Accountable Care Organizations are one of the many avenues that healthcare reform is taking. They are growing in popularity and some health insurance carriers are taking the initiative to create their own ACO-style healthcare systems for some of their members. Earlier this year I wrote about Anthem Blue Cross Blue Shield’s new medical home program in Colorado. Now Cigna is expanding their version of an accountable care program in several states. In Colorado, Cigna’s collaborative accountable care program will be run in cooperation with Colorado Springs Health Partners (CSHP). CSHP has an ambulatory surgery center and ten medical offices in the Colorado Springs area, as well as an urgent care clinic. They have more than a hundred physicians who can provide more than twenty specialties – they’s a significant part of the medical provider community in southern Colorado.
The collaboration between Cigna and CSHP will focus on improving patient outcomes, making healthcare more accessible and affordable, and improving patient satisfaction. One of the key components of the Cigna program is registered nurses working at the medical offices who will serve as care coordinators. These care coordinators will follow up with recently hospitalized patients to try to avoid preventable re-hospitalizations (costly and definitely not likely to result in a satisfied patient). They will also work with patients who have chronic illnesses to make sure the patients are filling their prescriptions, receiving needed office visits and screenings, and getting referrals to disease management programs that could help to prevent the conditions from worsening. The hands-on approach that the medical offices will be taking is likely to result in fewer re-hospitalizations and better overall compliance with medical advice.
Hopefully the program will also provide guidance for patients who aren’t filling prescriptions because they cannot afford to do so (for example, a referral to pharmaceutical company programs that provide free medications to people who can’t afford them), and help to address issues like lack of transportation or inability to fit medical office visits into inflexible work schedules. Some people truly just need a reminder to go get a screening test or refill a prescription. Others have more significant obstacles preventing them from doing so.

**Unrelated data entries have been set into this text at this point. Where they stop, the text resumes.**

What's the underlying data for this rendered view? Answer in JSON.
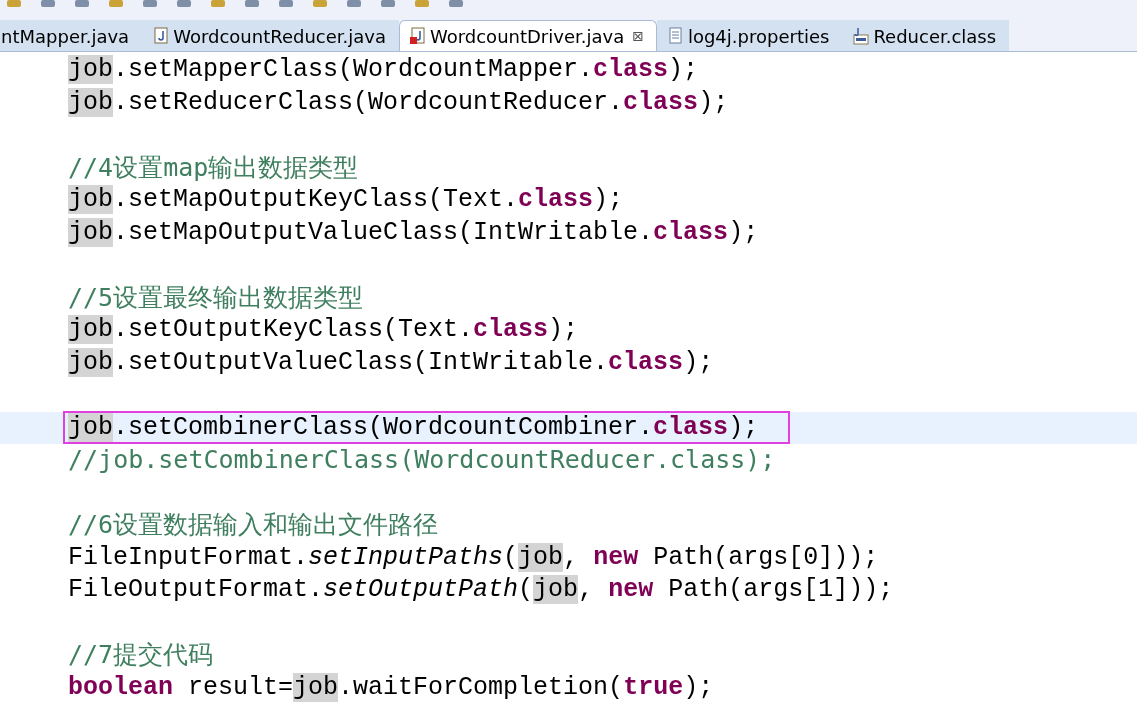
{
  "tabs": [
    {
      "label": "ntMapper.java",
      "selected": false
    },
    {
      "label": "WordcountReducer.java",
      "kind": "java",
      "selected": false
    },
    {
      "label": "WordcountDriver.java",
      "kind": "java",
      "selected": true,
      "error": true,
      "close": "⊠"
    },
    {
      "label": "log4j.properties",
      "kind": "properties",
      "selected": false
    },
    {
      "label": "Reducer.class",
      "kind": "class",
      "selected": false
    }
  ],
  "editor": {
    "lines": [
      {
        "kind": "code",
        "current": false,
        "tokens": [
          {
            "t": "job",
            "kind": "hl"
          },
          {
            "t": ".setMapperClass(WordcountMapper.",
            "kind": "plain"
          },
          {
            "t": "class",
            "kind": "kw"
          },
          {
            "t": ");",
            "kind": "plain"
          }
        ]
      },
      {
        "kind": "code",
        "current": false,
        "tokens": [
          {
            "t": "job",
            "kind": "hl"
          },
          {
            "t": ".setReducerClass(WordcountReducer.",
            "kind": "plain"
          },
          {
            "t": "class",
            "kind": "kw"
          },
          {
            "t": ");",
            "kind": "plain"
          }
        ]
      },
      {
        "kind": "blank",
        "current": false
      },
      {
        "kind": "code",
        "current": false,
        "tokens": [
          {
            "t": "//4设置map输出数据类型",
            "kind": "comment"
          }
        ]
      },
      {
        "kind": "code",
        "current": false,
        "tokens": [
          {
            "t": "job",
            "kind": "hl"
          },
          {
            "t": ".setMapOutputKeyClass(Text.",
            "kind": "plain"
          },
          {
            "t": "class",
            "kind": "kw"
          },
          {
            "t": ");",
            "kind": "plain"
          }
        ]
      },
      {
        "kind": "code",
        "current": false,
        "tokens": [
          {
            "t": "job",
            "kind": "hl"
          },
          {
            "t": ".setMapOutputValueClass(IntWritable.",
            "kind": "plain"
          },
          {
            "t": "class",
            "kind": "kw"
          },
          {
            "t": ");",
            "kind": "plain"
          }
        ]
      },
      {
        "kind": "blank",
        "current": false
      },
      {
        "kind": "code",
        "current": false,
        "tokens": [
          {
            "t": "//5设置最终输出数据类型",
            "kind": "comment"
          }
        ]
      },
      {
        "kind": "code",
        "current": false,
        "tokens": [
          {
            "t": "job",
            "kind": "hl"
          },
          {
            "t": ".setOutputKeyClass(Text.",
            "kind": "plain"
          },
          {
            "t": "class",
            "kind": "kw"
          },
          {
            "t": ");",
            "kind": "plain"
          }
        ]
      },
      {
        "kind": "code",
        "current": false,
        "tokens": [
          {
            "t": "job",
            "kind": "hl"
          },
          {
            "t": ".setOutputValueClass(IntWritable.",
            "kind": "plain"
          },
          {
            "t": "class",
            "kind": "kw"
          },
          {
            "t": ");",
            "kind": "plain"
          }
        ]
      },
      {
        "kind": "blank",
        "current": false
      },
      {
        "kind": "code",
        "current": true,
        "boxed": true,
        "tokens": [
          {
            "t": "job",
            "kind": "hl"
          },
          {
            "t": ".setCombinerClass(WordcountCombiner.",
            "kind": "plain"
          },
          {
            "t": "class",
            "kind": "kw"
          },
          {
            "t": ");",
            "kind": "plain"
          }
        ]
      },
      {
        "kind": "code",
        "current": false,
        "tokens": [
          {
            "t": "//job.setCombinerClass(WordcountReducer.class);",
            "kind": "comment"
          }
        ]
      },
      {
        "kind": "blank",
        "current": false
      },
      {
        "kind": "code",
        "current": false,
        "tokens": [
          {
            "t": "//6设置数据输入和输出文件路径",
            "kind": "comment"
          }
        ]
      },
      {
        "kind": "code",
        "current": false,
        "tokens": [
          {
            "t": "FileInputFormat.",
            "kind": "plain"
          },
          {
            "t": "setInputPaths",
            "kind": "italic"
          },
          {
            "t": "(",
            "kind": "plain"
          },
          {
            "t": "job",
            "kind": "hl"
          },
          {
            "t": ", ",
            "kind": "plain"
          },
          {
            "t": "new",
            "kind": "kw"
          },
          {
            "t": " Path(args[0]));",
            "kind": "plain"
          }
        ]
      },
      {
        "kind": "code",
        "current": false,
        "tokens": [
          {
            "t": "FileOutputFormat.",
            "kind": "plain"
          },
          {
            "t": "setOutputPath",
            "kind": "italic"
          },
          {
            "t": "(",
            "kind": "plain"
          },
          {
            "t": "job",
            "kind": "hl"
          },
          {
            "t": ", ",
            "kind": "plain"
          },
          {
            "t": "new",
            "kind": "kw"
          },
          {
            "t": " Path(args[1]));",
            "kind": "plain"
          }
        ]
      },
      {
        "kind": "blank",
        "current": false
      },
      {
        "kind": "code",
        "current": false,
        "tokens": [
          {
            "t": "//7提交代码",
            "kind": "comment"
          }
        ]
      },
      {
        "kind": "code",
        "current": false,
        "tokens": [
          {
            "t": "boolean",
            "kind": "kw"
          },
          {
            "t": " result=",
            "kind": "plain"
          },
          {
            "t": "job",
            "kind": "hl"
          },
          {
            "t": ".waitForCompletion(",
            "kind": "plain"
          },
          {
            "t": "true",
            "kind": "kw"
          },
          {
            "t": ");",
            "kind": "plain"
          }
        ]
      }
    ]
  }
}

CSHP also works with most of the other major health insurance carriers in Colorado, although it’s notable that they don’t accept CHP+. And like many providers, they have limited availability for patients with Medicare or Medicaid.
Cigna has already established their collaborative accountable care programs with provider groups in other states and the success of those programs is what’s driving the expansion into ten more states, including the collaboration with CSHP. Hopefully the program will continue to be successful in the new locations, resulting in better patient outcomes, more accessible and affordable healthcare, and better patient satisfaction. I would also expect to see more of this sort of collaboration between health insurance carriers and healthcare provider groups as time goes on.